Logging out of an SFAuthenticationSession

I'm currently building an app using OAuth for authentication. Due to recent changes in the iOS 11 API I'd like to use the new SFAuthenticationSession to achieve this. The app already worked with the old SFSafariViewController and the switch to being able to log in with SFAuthenticationSession was very easy, so all is good until here.

But, this might be a stupid question: how do I log out? Invalidating the tokens is the easy part. But how do I clear the cookie on the login page? The way things are now I invalidate the tokens, reopen the SFAuthenticationSession, the login view pops up, it recognizes the cookie and logs the user in. Auth tokens are regenerated and we're back where we started.

So how do I clear the cookies?

Thanks in advance

(Also it wasn't clear in which board to post this. Sorry if I'm wrong here.)


Hmm, if noone knows the answer, can someone point me to someone else who could? 😕

Hi Jan,

I also have 100% the same problem but also no solution. I also found out that as a workaround, you can use the SFAuthenticationSession to sign out.
But this is confusing to the end-user.

We need to get the cookies deleted.
I hope we get an answer.

Hi Skor,

yes, I tested this option last week and got to the same conclusion as you. It works technically, but having an altert view popping up asking to log in when opening the logout page.. no. That's not an option.

I also opened a suggestion with Apple's BugReport tool a week ago, but I haven't gotten a reply yet. My StackOverflow post on this topic got a few upvotes last week, so interest in this issue is growing slowly. Hope this can be sorted out soon..

Any reply so far Jan.

Same boat here. We definitely need a way to clear cookies. I thought that maybe popping up a new SFSafariViewController at a logout page would work, but it doesnt.
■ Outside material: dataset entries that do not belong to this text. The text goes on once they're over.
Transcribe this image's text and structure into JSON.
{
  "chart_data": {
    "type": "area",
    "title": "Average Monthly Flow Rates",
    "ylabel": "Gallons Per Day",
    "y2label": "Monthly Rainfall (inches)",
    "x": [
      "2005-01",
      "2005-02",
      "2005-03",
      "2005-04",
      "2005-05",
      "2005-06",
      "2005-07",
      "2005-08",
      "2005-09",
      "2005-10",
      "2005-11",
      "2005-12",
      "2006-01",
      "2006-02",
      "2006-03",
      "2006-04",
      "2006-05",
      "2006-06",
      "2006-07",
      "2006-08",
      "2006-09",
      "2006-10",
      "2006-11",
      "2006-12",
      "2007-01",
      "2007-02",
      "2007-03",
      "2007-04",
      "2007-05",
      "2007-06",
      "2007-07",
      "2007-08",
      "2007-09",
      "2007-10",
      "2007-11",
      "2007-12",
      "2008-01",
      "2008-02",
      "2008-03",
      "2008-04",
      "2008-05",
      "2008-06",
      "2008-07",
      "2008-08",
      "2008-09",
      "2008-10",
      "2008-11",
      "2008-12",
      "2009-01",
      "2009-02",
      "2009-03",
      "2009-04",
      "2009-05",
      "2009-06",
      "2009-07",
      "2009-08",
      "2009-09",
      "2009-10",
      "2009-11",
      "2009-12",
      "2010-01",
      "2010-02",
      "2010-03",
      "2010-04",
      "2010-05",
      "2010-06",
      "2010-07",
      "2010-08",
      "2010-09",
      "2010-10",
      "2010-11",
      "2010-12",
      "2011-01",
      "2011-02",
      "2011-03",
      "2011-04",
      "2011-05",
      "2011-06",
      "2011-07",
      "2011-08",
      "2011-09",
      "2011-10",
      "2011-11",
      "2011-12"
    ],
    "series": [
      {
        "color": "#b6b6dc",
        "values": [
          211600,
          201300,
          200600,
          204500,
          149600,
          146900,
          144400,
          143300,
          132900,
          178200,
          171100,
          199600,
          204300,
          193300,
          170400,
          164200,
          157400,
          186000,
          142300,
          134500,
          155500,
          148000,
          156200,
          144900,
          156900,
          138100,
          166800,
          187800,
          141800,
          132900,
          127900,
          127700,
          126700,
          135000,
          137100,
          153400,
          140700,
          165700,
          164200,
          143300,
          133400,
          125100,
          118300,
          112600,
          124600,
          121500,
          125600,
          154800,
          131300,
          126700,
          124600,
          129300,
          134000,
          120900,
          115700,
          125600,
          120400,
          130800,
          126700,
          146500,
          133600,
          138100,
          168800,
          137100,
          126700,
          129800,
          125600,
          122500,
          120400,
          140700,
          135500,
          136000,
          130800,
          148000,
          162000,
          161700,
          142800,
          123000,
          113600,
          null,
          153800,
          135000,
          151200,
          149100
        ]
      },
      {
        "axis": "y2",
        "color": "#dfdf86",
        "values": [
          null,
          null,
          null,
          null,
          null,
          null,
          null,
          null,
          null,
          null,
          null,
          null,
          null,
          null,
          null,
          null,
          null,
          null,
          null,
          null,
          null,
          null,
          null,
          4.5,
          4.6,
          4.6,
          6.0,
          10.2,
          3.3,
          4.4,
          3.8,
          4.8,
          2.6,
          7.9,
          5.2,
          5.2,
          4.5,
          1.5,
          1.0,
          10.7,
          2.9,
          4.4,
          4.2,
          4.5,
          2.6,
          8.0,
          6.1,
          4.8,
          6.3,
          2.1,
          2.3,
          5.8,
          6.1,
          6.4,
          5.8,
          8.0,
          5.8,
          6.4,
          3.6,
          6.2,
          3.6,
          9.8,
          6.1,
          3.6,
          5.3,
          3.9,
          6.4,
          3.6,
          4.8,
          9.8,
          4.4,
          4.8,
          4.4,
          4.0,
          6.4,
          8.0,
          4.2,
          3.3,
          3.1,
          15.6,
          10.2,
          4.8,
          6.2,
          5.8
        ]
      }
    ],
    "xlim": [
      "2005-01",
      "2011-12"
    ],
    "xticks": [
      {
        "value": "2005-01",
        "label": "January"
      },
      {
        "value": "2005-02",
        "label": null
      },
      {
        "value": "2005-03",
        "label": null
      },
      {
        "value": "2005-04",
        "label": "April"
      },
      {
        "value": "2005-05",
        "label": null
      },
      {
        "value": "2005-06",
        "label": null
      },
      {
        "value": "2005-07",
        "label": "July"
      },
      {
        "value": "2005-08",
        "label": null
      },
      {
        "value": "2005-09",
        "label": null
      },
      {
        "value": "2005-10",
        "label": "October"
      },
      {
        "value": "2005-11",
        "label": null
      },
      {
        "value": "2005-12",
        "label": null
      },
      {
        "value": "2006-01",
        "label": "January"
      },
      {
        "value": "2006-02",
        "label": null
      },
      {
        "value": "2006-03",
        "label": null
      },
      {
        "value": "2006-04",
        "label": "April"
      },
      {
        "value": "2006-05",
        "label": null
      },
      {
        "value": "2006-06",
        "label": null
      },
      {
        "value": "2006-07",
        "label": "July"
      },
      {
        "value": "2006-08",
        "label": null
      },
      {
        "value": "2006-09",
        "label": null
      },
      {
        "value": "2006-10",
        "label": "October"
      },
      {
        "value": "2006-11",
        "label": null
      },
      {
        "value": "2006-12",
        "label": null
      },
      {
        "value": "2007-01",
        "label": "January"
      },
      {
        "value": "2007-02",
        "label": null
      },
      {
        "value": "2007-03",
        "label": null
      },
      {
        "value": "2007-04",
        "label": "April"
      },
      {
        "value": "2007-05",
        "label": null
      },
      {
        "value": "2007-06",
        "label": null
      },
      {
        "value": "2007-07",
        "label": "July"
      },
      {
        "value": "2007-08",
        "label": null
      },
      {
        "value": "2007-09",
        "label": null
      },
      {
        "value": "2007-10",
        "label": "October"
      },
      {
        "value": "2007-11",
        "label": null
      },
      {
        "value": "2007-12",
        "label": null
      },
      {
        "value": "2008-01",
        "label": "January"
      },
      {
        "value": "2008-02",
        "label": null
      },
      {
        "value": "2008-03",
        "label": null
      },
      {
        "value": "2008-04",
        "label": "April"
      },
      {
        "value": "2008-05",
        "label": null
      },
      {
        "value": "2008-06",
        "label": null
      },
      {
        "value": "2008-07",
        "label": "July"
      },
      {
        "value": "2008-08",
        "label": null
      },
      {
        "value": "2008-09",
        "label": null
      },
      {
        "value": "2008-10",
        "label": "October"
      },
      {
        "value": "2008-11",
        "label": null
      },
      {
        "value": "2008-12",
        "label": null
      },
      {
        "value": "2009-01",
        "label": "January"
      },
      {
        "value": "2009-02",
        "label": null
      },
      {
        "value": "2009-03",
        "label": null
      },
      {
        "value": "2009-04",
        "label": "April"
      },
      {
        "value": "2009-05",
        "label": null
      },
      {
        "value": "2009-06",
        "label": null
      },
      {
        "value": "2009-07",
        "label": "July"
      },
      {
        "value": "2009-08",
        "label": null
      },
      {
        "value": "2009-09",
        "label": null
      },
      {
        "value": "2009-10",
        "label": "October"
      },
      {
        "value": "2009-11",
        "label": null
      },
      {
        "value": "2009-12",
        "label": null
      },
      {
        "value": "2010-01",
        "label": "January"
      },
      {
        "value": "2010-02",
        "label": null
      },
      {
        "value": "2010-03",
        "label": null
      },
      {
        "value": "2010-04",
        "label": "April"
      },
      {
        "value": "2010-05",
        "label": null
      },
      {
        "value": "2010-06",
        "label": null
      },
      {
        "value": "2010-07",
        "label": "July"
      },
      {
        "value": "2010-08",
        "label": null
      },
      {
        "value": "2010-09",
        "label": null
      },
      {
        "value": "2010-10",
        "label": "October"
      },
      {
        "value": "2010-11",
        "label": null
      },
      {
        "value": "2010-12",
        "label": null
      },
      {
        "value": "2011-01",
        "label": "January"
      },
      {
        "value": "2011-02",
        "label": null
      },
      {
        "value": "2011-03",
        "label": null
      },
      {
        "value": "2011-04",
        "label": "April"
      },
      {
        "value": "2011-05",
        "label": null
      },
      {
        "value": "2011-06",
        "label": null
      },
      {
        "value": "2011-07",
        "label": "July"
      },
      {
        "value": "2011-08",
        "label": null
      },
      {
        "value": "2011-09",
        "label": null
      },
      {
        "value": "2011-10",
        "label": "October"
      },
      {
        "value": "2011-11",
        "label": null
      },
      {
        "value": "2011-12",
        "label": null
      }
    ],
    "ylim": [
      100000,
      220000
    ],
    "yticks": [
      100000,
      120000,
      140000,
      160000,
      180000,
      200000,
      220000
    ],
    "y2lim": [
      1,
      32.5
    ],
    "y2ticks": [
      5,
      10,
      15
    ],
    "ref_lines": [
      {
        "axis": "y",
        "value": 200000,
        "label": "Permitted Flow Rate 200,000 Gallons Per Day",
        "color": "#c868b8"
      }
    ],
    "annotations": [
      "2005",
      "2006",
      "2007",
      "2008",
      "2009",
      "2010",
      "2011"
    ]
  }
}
I have the same issue. Did you ever solve this?

I’m running into the same issue. Has anyone found a workaround for this?

I am using OpenId.AppAuth library to perfrom the OpenId authentication against OKTA for my Mobile application.

While setting up the Login part was really easy by showing the SFAuthenticationSession prompt and redirecting to OKTA.

I'm stuck up with the Logout though. I have tried to Delete all the cookies for my okta IDP url, however it looks like the user is stuck at login.

Is there any solution to resolve this or a workaround?